Un jammer in grado di bloccare il funzionamento dei gps, due chiavi elettroniche da automobile da usare una volta superato il controllo della centralina. In altre parole: il necessario per rubare una vettura e per poi farla scomparire dai monitor dell'antifurto satellitare una volta nascosta in un garage o in un luogo sicuro. Il "kit del ladro di auto" è stato trovato dai carabinieri durante servizi di controllo del territorio tra Boscoreale e Boscotrecase, in provincia di Napoli. Erano nelle disponibilità di un 52enne di Boscoreale, con precedenti per reati contro il patrimonio, e di un 34enne di Pompei, pregiudicato per reati in materia di stupefacenti e armi; i due sono stati denunciati in stato di libertà per ricettazione in concorso.

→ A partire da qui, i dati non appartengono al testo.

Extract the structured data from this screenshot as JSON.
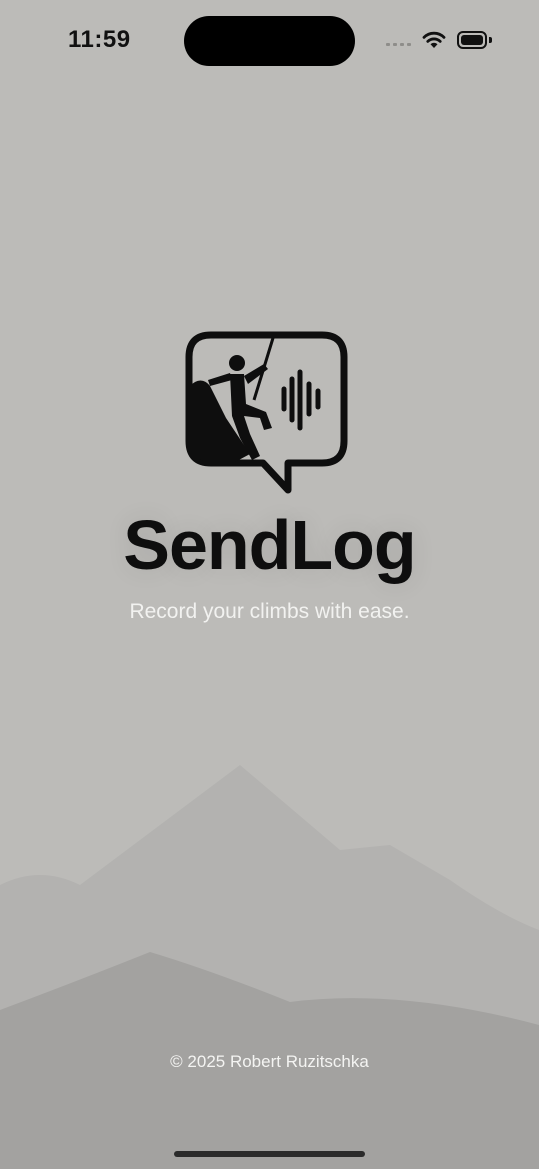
{
  "status_bar": {
    "time": "11:59",
    "icons": [
      "cellular-signal-icon",
      "wifi-icon",
      "battery-icon"
    ]
  },
  "splash": {
    "logo_icon": "climber-speech-bubble-logo-icon",
    "app_name": "SendLog",
    "tagline": "Record your climbs with ease."
  },
  "footer": {
    "copyright": "© 2025 Robert Ruzitschka"
  },
  "colors": {
    "background": "#bcbbb8",
    "text_dark": "#0e0e0e",
    "text_light": "#f2f2f0",
    "mountain_far": "#b3b2b0",
    "mountain_near": "#a3a2a0"
  }
}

Ora sono in corso indagini per capire da dove venisse quell'attrezzatura e se fosse stata utilizzata di recente. In manette, invece, ci è finito un 41enne di Pompei, accusato di furto aggravato. L'uomo, M. A., gestiva un panificio in via Sepolcri, a Boscotrecase; i carabinieri, controllando il locale insieme ai tecnici dell'Enel, hanno scoperto che il contatore elettrico era stato modificato in modo da non misurare il totale dei consumi. La compagnia elettrica stima che con questo stratagemma l'uomo non abbia pagato circa 13.600 euro.

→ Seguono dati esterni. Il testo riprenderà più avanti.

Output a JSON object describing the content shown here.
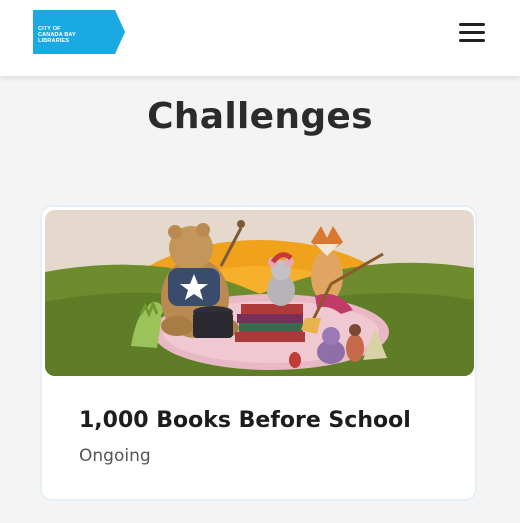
{
  "header": {
    "logo_lines": [
      "CITY OF",
      "CANADA BAY",
      "LIBRARIES"
    ],
    "logo_color": "#1aa9e1",
    "menu_icon": "hamburger-menu-icon"
  },
  "page": {
    "title": "Challenges"
  },
  "challenges": [
    {
      "title": "1,000 Books Before School",
      "status": "Ongoing",
      "image": "illustration of a bear, fox, mouse and dinosaur reading books on a rug"
    }
  ]
}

Nell'ambito del piano di controlli i militari della Compagnia di Torre Annunziata, insieme a quelli del Nucleo Cinofili, hanno effettuato 9 perquisizioni domiciliari identificando 41 persone; sono stati controllati 19 veicoli e contestate 11 violazioni al codice della strada; tre persone sono state trovare in possesso di piccole quantità di hashish e cannabis, detenute per uso personale, e sono state segnalate al Prefetto come assuntori di sostanze stupefacenti.